The key elements of Sabre have all been shown to work under Esa's watchful eye. What prospective commercial operators want to see now is a full cycle, end-to-end demonstration of the engine. This is the purpose of the 2020 unit.
REL has long been committed to putting Sabre in a big, reusable space plane called Skylon - a vehicle capable of launching heavy telecommunications satellites.
But because the engine technology is considered scalable, Reaction Engines announced at Farnborough that it is also joining a consortium to look at the feasibility of putting reduced-sized power units on smaller vehicles that could run out of Prestwick airport, external.
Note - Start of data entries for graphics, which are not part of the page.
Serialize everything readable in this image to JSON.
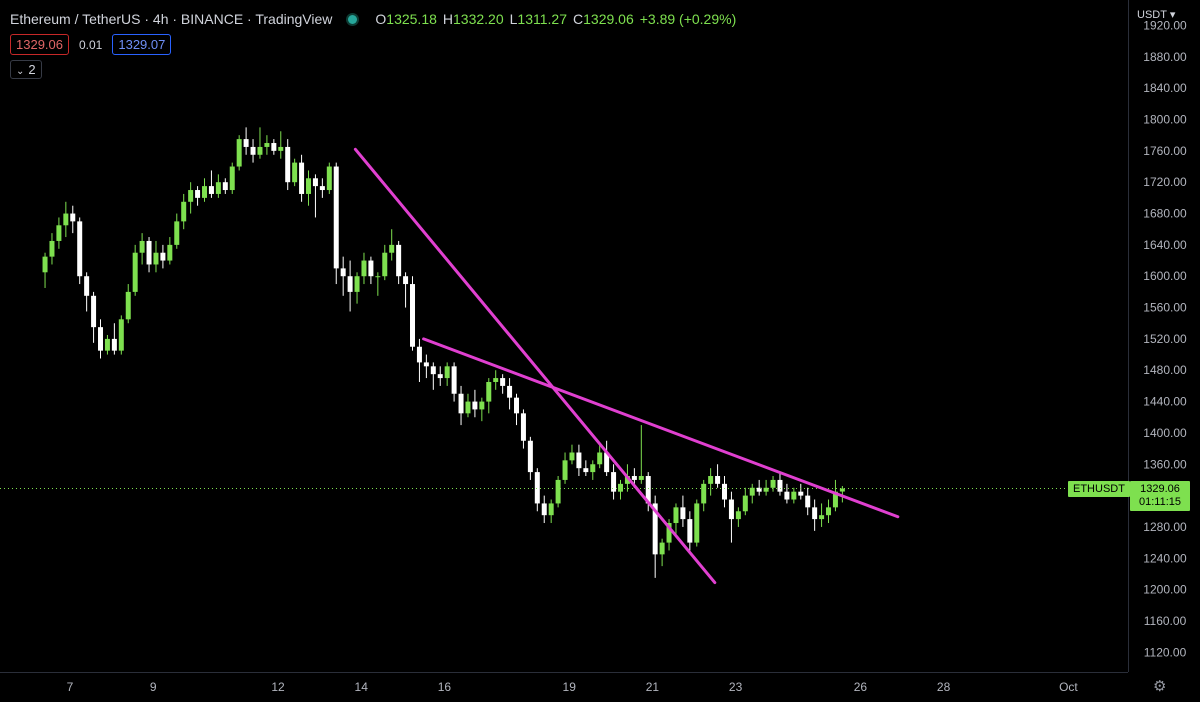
{
  "header": {
    "title": "Ethereum / TetherUS · 4h · BINANCE · TradingView",
    "ohlc": {
      "o_label": "O",
      "o": "1325.18",
      "h_label": "H",
      "h": "1332.20",
      "l_label": "L",
      "l": "1311.27",
      "c_label": "C",
      "c": "1329.06",
      "change": "+3.89 (+0.29%)"
    },
    "bid": "1329.06",
    "spread": "0.01",
    "ask": "1329.07",
    "indicator_count": "2",
    "currency": "USDT"
  },
  "colors": {
    "up": "#7ee04f",
    "down": "#ffffff",
    "trendline": "#e040d0",
    "background": "#000000",
    "grid": "#111111",
    "axis_text": "#b2b5be"
  },
  "icons": {
    "settings": "gear-icon",
    "indicator_toggle": "chevron-down-icon"
  },
  "last_price": {
    "symbol": "ETHUSDT",
    "price": "1329.06",
    "countdown": "01:11:15"
  },
  "chart_data": {
    "type": "candlestick",
    "title": "Ethereum / TetherUS",
    "interval": "4h",
    "ylim": [
      1095,
      1925
    ],
    "y_ticks": [
      1120,
      1160,
      1200,
      1240,
      1280,
      1320,
      1360,
      1400,
      1440,
      1480,
      1520,
      1560,
      1600,
      1640,
      1680,
      1720,
      1760,
      1800,
      1840,
      1880,
      1920
    ],
    "x_ticks": [
      {
        "label": "7",
        "day": 7
      },
      {
        "label": "9",
        "day": 9
      },
      {
        "label": "12",
        "day": 12
      },
      {
        "label": "14",
        "day": 14
      },
      {
        "label": "16",
        "day": 16
      },
      {
        "label": "19",
        "day": 19
      },
      {
        "label": "21",
        "day": 21
      },
      {
        "label": "23",
        "day": 23
      },
      {
        "label": "26",
        "day": 26
      },
      {
        "label": "28",
        "day": 28
      },
      {
        "label": "Oct",
        "day": 31
      }
    ],
    "grid": false,
    "candles_per_day": 6,
    "start_day": 6.4,
    "candles": [
      [
        1605,
        1630,
        1585,
        1625
      ],
      [
        1625,
        1655,
        1615,
        1645
      ],
      [
        1645,
        1675,
        1635,
        1665
      ],
      [
        1665,
        1695,
        1650,
        1680
      ],
      [
        1680,
        1690,
        1655,
        1670
      ],
      [
        1670,
        1675,
        1590,
        1600
      ],
      [
        1600,
        1605,
        1555,
        1575
      ],
      [
        1575,
        1580,
        1515,
        1535
      ],
      [
        1535,
        1545,
        1495,
        1505
      ],
      [
        1505,
        1525,
        1500,
        1520
      ],
      [
        1520,
        1540,
        1500,
        1505
      ],
      [
        1505,
        1550,
        1500,
        1545
      ],
      [
        1545,
        1590,
        1540,
        1580
      ],
      [
        1580,
        1640,
        1575,
        1630
      ],
      [
        1630,
        1655,
        1615,
        1645
      ],
      [
        1645,
        1650,
        1605,
        1615
      ],
      [
        1615,
        1645,
        1605,
        1630
      ],
      [
        1630,
        1640,
        1610,
        1620
      ],
      [
        1620,
        1650,
        1615,
        1640
      ],
      [
        1640,
        1680,
        1635,
        1670
      ],
      [
        1670,
        1705,
        1660,
        1695
      ],
      [
        1695,
        1720,
        1680,
        1710
      ],
      [
        1710,
        1715,
        1690,
        1700
      ],
      [
        1700,
        1725,
        1695,
        1715
      ],
      [
        1715,
        1735,
        1700,
        1705
      ],
      [
        1705,
        1730,
        1700,
        1720
      ],
      [
        1720,
        1725,
        1705,
        1710
      ],
      [
        1710,
        1745,
        1705,
        1740
      ],
      [
        1740,
        1780,
        1735,
        1775
      ],
      [
        1775,
        1790,
        1755,
        1765
      ],
      [
        1765,
        1775,
        1745,
        1755
      ],
      [
        1755,
        1790,
        1750,
        1765
      ],
      [
        1765,
        1780,
        1755,
        1770
      ],
      [
        1770,
        1775,
        1755,
        1760
      ],
      [
        1760,
        1785,
        1750,
        1765
      ],
      [
        1765,
        1775,
        1710,
        1720
      ],
      [
        1720,
        1750,
        1715,
        1745
      ],
      [
        1745,
        1755,
        1695,
        1705
      ],
      [
        1705,
        1735,
        1690,
        1725
      ],
      [
        1725,
        1730,
        1675,
        1715
      ],
      [
        1715,
        1725,
        1700,
        1710
      ],
      [
        1710,
        1745,
        1705,
        1740
      ],
      [
        1740,
        1745,
        1590,
        1610
      ],
      [
        1610,
        1625,
        1575,
        1600
      ],
      [
        1600,
        1620,
        1555,
        1580
      ],
      [
        1580,
        1605,
        1565,
        1600
      ],
      [
        1600,
        1630,
        1590,
        1620
      ],
      [
        1620,
        1625,
        1590,
        1600
      ],
      [
        1600,
        1605,
        1575,
        1600
      ],
      [
        1600,
        1640,
        1595,
        1630
      ],
      [
        1630,
        1660,
        1620,
        1640
      ],
      [
        1640,
        1645,
        1590,
        1600
      ],
      [
        1600,
        1605,
        1560,
        1590
      ],
      [
        1590,
        1600,
        1505,
        1510
      ],
      [
        1510,
        1520,
        1465,
        1490
      ],
      [
        1490,
        1500,
        1470,
        1485
      ],
      [
        1485,
        1490,
        1455,
        1475
      ],
      [
        1475,
        1485,
        1460,
        1470
      ],
      [
        1470,
        1490,
        1460,
        1485
      ],
      [
        1485,
        1490,
        1440,
        1450
      ],
      [
        1450,
        1460,
        1410,
        1425
      ],
      [
        1425,
        1450,
        1420,
        1440
      ],
      [
        1440,
        1455,
        1420,
        1430
      ],
      [
        1430,
        1445,
        1415,
        1440
      ],
      [
        1440,
        1470,
        1425,
        1465
      ],
      [
        1465,
        1480,
        1455,
        1470
      ],
      [
        1470,
        1475,
        1450,
        1460
      ],
      [
        1460,
        1470,
        1430,
        1445
      ],
      [
        1445,
        1450,
        1410,
        1425
      ],
      [
        1425,
        1430,
        1380,
        1390
      ],
      [
        1390,
        1395,
        1340,
        1350
      ],
      [
        1350,
        1355,
        1300,
        1310
      ],
      [
        1310,
        1320,
        1285,
        1295
      ],
      [
        1295,
        1315,
        1285,
        1310
      ],
      [
        1310,
        1345,
        1305,
        1340
      ],
      [
        1340,
        1375,
        1335,
        1365
      ],
      [
        1365,
        1385,
        1360,
        1375
      ],
      [
        1375,
        1385,
        1345,
        1355
      ],
      [
        1355,
        1365,
        1345,
        1350
      ],
      [
        1350,
        1365,
        1340,
        1360
      ],
      [
        1360,
        1385,
        1355,
        1375
      ],
      [
        1375,
        1390,
        1345,
        1350
      ],
      [
        1350,
        1360,
        1315,
        1325
      ],
      [
        1325,
        1340,
        1315,
        1335
      ],
      [
        1335,
        1360,
        1325,
        1345
      ],
      [
        1345,
        1355,
        1330,
        1340
      ],
      [
        1340,
        1410,
        1335,
        1345
      ],
      [
        1345,
        1350,
        1300,
        1310
      ],
      [
        1310,
        1320,
        1215,
        1245
      ],
      [
        1245,
        1265,
        1230,
        1260
      ],
      [
        1260,
        1290,
        1250,
        1285
      ],
      [
        1285,
        1310,
        1270,
        1305
      ],
      [
        1305,
        1320,
        1280,
        1290
      ],
      [
        1290,
        1300,
        1250,
        1260
      ],
      [
        1260,
        1315,
        1255,
        1310
      ],
      [
        1310,
        1340,
        1300,
        1335
      ],
      [
        1335,
        1355,
        1320,
        1345
      ],
      [
        1345,
        1360,
        1330,
        1335
      ],
      [
        1335,
        1345,
        1305,
        1315
      ],
      [
        1315,
        1325,
        1260,
        1290
      ],
      [
        1290,
        1305,
        1280,
        1300
      ],
      [
        1300,
        1330,
        1295,
        1320
      ],
      [
        1320,
        1335,
        1310,
        1330
      ],
      [
        1330,
        1340,
        1320,
        1325
      ],
      [
        1325,
        1340,
        1320,
        1330
      ],
      [
        1330,
        1345,
        1325,
        1340
      ],
      [
        1340,
        1350,
        1320,
        1325
      ],
      [
        1325,
        1335,
        1310,
        1315
      ],
      [
        1315,
        1330,
        1310,
        1325
      ],
      [
        1325,
        1335,
        1315,
        1320
      ],
      [
        1320,
        1330,
        1295,
        1305
      ],
      [
        1305,
        1315,
        1275,
        1290
      ],
      [
        1290,
        1310,
        1280,
        1295
      ],
      [
        1295,
        1315,
        1285,
        1305
      ],
      [
        1305,
        1340,
        1300,
        1325
      ],
      [
        1325.18,
        1332.2,
        1311.27,
        1329.06
      ]
    ],
    "trendlines": [
      {
        "x1_day": 13.86,
        "y1": 1762,
        "x2_day": 22.5,
        "y2": 1209
      },
      {
        "x1_day": 15.5,
        "y1": 1520,
        "x2_day": 26.9,
        "y2": 1293
      }
    ],
    "last_price_line": 1329.06
  }
}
Orbital Access Limited is the company behind the effort to turn the Scottish aviation centre into a spaceport. It is already working with BAE Systems - a major shareholder in REL - to turn a DC10 into a flying platform from which to launch satellite-carrying rockets.
It is keen to see if it is possible to piggyback additional launch services on some of the future test flight models that Reaction Engines will build to further develop Sabre.
"What this study aims to do is to look at those vehicle concepts and evaluate which sorts of configurations can yield commercial payload capabilities," explains Orbital's CEO Stuart McIntyre.
"If you take a Sabre test engine, put wings on it and go fly it, all you'll get is some engineering answers. But if we do these flight tests in a certain way, where you plug a top stage on to these vehicles, it may then be possible for REL to get their air test data and for us to launch payloads."